Multisignature crypto wallets require more than a single signature to sign a transaction.
When you want to send funds from your wallet, a transaction needs to be created as well as signed. By signing this transaction, you are saying in a digital way that you are the owner of the funds in question, you have a key to manage them and you approve the transaction.
Now, to truly get a grasp of how multisignatures works, we'll need to discuss a single signature. A single signature cryptocurrency wallet will typically only need one signature to sign the transaction, and this is simple to grasp. Multisignature, on the other hand, is a kind of wallet that requires more than a single signature to sign a transaction.
A multisignature wallet is a wallet that is shared by two or more users, and these are called co-payers. Depending on the type of wallet, the number of signatures that are required in order to sign the transaction will typically be lower or equal to the number of copayers on the wallet.

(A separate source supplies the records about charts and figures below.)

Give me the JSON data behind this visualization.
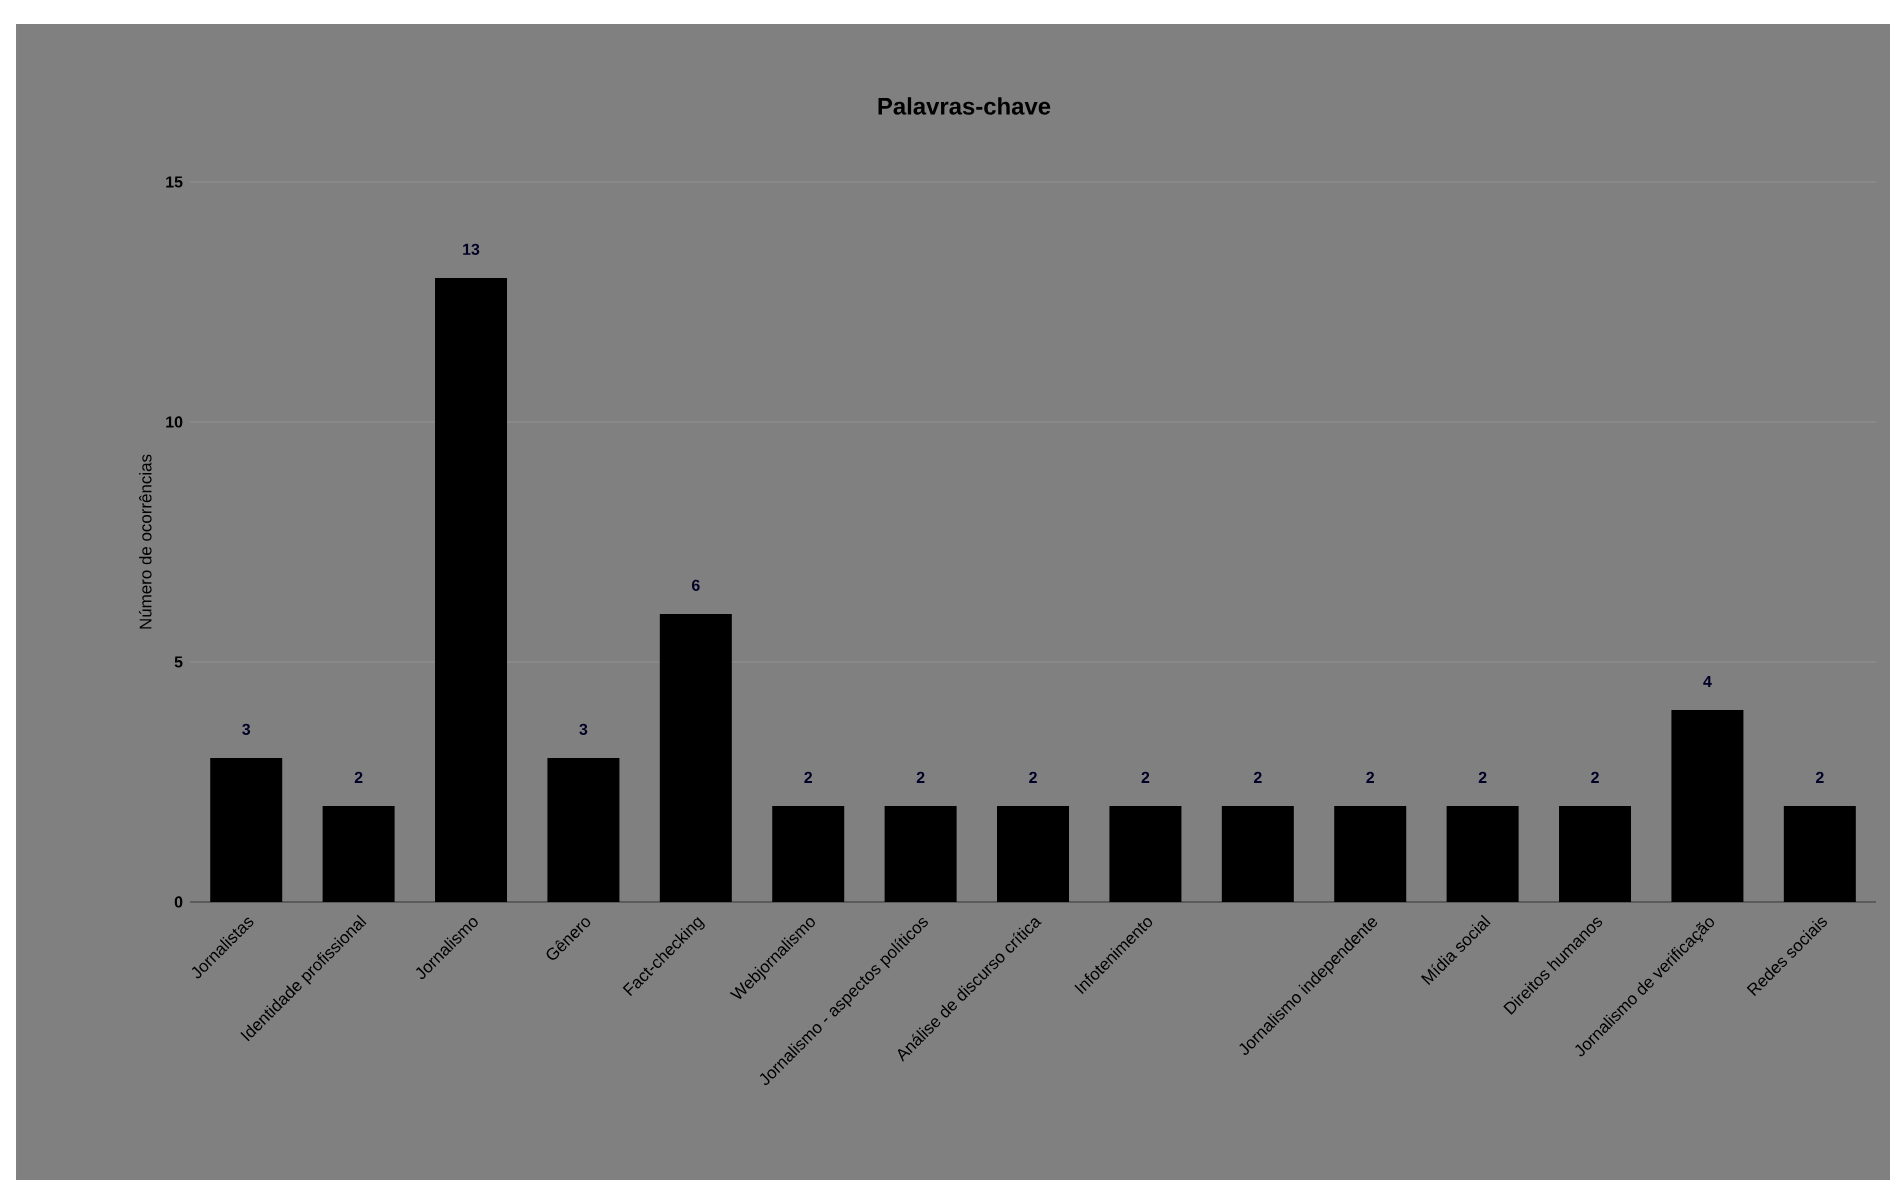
{
  "chart_data": {
    "type": "bar",
    "title": "Palavras-chave",
    "ylabel": "Número de ocorrências",
    "categories": [
      "Jornalistas",
      "Identidade profissional",
      "Jornalismo",
      "Gênero",
      "Fact-checking",
      "Webjornalismo",
      "Jornalismo - aspectos políticos",
      "Análise de discurso crítica",
      "Infotenimento",
      null,
      "Jornalismo independente",
      "Mídia social",
      "Direitos humanos",
      "Jornalismo de verificação",
      "Redes sociais"
    ],
    "values": [
      3,
      2,
      13,
      3,
      6,
      2,
      2,
      2,
      2,
      2,
      2,
      2,
      2,
      4,
      2
    ],
    "color": "#000000",
    "ylim": [
      0,
      15
    ],
    "yticks": [
      0,
      5,
      10,
      15
    ],
    "grid": "y",
    "data_labels": true
  }
}
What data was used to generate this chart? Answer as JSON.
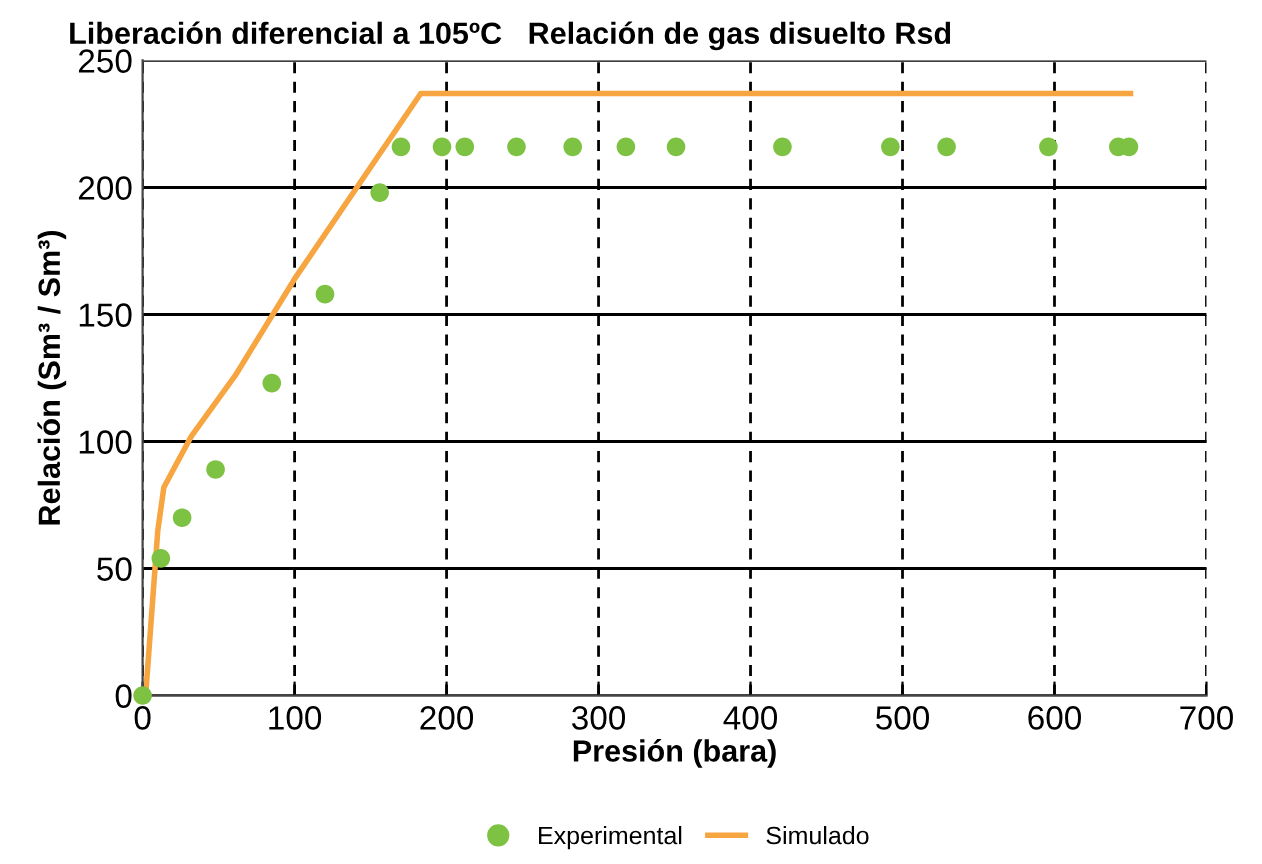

In terms of the features found within a multisignature wallet, all of the copayers can see the funds as well as the transactions of the multisignature wallet. This type of wallet requires one or more copayers to sign a transaction in order to send funds from the wallet, and this feature adds a higher level of security to your funds as a result. A unique recovery phase is set for each of the copayers as well; however, if one of the recovery phrases is lost, there could potentially not be enough copayers to sign a transaction, and without enough copayers to sign the transaction, you will not be able to spend the wallet's funds. While this adds a higher level of security, it also adds a higher level of risk associated with it.